Marcia a Torino per dire Sì Tav

Marcia a Torino
per dire Sì Tav

Con i vaffa non si creano posti di lavoro. Questo il messaggio della manifestazione Sì Tav di Torino. Circa trentamila persone, secondo i dati degli organizzatori, si sono raccolti in Piazza Castello del capoluogo piemontese per chiudere con la stagione dei No. Non hanno colore partitico, non hanno organizzazione, non hanno un leader. Li ha uniti il social network, sette dame della Torino industriosa hanno messo in rete il loro disagio e trovato una valanga di consensi.
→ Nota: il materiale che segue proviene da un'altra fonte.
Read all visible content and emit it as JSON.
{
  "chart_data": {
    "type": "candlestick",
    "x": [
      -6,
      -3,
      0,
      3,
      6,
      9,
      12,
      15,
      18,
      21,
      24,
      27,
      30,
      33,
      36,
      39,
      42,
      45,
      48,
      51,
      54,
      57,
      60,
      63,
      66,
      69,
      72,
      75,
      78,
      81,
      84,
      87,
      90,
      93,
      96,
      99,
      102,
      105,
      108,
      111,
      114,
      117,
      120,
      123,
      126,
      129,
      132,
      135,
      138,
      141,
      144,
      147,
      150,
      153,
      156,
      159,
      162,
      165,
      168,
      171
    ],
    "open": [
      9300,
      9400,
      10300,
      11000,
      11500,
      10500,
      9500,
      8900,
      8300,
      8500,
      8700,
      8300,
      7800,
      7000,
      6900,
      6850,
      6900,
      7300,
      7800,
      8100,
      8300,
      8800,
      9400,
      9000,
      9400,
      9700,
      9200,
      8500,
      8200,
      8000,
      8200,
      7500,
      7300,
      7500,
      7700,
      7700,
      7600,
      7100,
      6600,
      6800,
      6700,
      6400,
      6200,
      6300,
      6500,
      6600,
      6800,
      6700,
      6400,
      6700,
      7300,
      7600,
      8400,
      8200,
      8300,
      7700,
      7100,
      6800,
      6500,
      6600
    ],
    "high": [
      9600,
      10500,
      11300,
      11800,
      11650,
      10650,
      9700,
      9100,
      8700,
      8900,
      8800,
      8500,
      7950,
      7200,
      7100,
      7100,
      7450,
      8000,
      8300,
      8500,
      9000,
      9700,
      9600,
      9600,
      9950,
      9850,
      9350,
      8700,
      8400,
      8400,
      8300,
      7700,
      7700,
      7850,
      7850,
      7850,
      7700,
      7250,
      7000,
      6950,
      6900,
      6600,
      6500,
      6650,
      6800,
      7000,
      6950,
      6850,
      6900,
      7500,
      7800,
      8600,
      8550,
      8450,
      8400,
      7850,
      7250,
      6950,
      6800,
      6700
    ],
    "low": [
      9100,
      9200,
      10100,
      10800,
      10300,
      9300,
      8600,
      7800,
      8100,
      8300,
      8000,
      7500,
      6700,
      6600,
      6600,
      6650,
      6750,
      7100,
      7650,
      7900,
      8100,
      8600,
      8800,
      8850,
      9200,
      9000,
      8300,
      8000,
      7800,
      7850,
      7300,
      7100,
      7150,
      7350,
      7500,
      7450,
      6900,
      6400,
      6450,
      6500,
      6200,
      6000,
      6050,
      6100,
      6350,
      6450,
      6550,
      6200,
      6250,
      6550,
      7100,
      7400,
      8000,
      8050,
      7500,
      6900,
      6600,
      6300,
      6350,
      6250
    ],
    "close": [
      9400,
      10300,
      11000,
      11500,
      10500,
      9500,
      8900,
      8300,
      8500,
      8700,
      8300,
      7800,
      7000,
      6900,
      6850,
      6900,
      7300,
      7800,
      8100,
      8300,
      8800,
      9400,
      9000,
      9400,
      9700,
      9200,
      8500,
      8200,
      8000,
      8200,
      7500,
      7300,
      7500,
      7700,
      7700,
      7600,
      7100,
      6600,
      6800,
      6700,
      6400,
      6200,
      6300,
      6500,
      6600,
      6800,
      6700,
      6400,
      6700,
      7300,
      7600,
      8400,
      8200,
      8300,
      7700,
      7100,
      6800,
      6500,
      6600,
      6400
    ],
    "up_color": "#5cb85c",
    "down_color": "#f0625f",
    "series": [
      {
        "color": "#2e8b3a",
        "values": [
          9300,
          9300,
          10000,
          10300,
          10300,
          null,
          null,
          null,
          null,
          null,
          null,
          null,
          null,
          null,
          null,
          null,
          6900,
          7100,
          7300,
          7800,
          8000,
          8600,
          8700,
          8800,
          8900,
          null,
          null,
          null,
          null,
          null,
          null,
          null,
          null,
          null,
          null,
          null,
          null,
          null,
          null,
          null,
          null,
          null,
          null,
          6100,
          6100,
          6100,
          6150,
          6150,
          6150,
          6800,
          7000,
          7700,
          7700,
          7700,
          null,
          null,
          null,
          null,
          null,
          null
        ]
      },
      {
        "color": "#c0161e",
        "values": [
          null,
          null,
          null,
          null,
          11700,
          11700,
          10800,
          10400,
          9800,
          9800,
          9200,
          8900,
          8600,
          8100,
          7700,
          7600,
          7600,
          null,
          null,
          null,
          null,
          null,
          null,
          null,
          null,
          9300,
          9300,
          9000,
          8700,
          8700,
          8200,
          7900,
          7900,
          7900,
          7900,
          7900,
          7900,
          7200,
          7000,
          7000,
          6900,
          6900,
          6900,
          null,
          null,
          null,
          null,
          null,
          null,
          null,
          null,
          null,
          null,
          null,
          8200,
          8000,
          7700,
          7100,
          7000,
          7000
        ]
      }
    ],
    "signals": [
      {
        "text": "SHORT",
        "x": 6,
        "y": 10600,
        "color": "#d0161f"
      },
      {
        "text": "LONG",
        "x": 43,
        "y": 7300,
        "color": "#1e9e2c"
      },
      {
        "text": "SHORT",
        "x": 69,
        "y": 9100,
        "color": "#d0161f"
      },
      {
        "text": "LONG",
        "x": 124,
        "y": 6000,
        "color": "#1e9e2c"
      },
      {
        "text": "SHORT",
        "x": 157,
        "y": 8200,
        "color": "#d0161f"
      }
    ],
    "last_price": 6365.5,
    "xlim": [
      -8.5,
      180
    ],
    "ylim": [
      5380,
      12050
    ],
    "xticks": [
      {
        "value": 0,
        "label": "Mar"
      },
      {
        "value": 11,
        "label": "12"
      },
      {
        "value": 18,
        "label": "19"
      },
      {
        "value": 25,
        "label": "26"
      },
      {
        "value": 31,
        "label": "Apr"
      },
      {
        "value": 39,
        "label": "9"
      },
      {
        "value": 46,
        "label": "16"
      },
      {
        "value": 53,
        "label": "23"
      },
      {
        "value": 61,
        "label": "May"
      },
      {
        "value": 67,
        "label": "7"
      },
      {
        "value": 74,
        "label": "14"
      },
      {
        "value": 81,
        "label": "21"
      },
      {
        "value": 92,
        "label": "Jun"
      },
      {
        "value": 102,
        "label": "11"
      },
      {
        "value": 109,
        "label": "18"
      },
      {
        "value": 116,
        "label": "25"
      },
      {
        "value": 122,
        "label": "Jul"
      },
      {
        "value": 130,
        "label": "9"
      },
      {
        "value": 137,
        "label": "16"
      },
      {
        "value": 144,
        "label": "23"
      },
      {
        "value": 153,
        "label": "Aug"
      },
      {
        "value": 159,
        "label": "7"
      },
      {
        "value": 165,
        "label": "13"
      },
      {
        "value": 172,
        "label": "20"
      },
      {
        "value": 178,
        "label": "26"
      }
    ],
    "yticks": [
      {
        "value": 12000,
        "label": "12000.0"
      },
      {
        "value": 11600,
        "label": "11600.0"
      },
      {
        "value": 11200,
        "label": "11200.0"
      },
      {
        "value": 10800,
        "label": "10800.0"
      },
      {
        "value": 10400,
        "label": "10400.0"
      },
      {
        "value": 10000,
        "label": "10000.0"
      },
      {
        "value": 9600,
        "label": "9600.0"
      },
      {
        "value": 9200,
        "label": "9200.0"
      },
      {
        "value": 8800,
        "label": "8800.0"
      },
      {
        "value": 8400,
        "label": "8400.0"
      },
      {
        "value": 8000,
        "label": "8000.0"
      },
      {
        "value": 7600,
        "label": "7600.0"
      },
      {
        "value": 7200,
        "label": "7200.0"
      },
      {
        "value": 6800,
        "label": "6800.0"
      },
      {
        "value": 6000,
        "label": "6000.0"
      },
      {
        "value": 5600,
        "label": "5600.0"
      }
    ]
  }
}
Un miracolo che può accadere solo quando il malcontento è così diffuso che basta un semplice grido per far dire a tutti : anch’io, anch’io.

Torino è la capitale dell’Italia industriale, quella della marcia dei 40 mila contro il sindacalismo improduttivo, egualitario e livellante. Allora vinsero i ceti produttivi e tutti coloro che credevano nel ruolo industriale del Paese. Nei cuori di molti torinesi è un ricordo che conta. Dopo la caduta della Fiat molti non si sono rassegnati al declino. Speravano che il nuovo sindaco pentastellato si rendesse vindice dell’ orgoglio ferito. Un segno di ripresa, una visione per il futuro. Ma la risposta è sempre stato un No. No all’olimpiade invernale, no alla Tav. Tutti ricordano ancora i vantaggi portati alla Torino dei primi anni duemila dalle olimpiadi invernali del 2006. Infrastrutture autostradali, metropolitana, notorietà mediatica, turismo, innovazione culturale insomma un rilancio che riqualificò la città del dopo Fiat.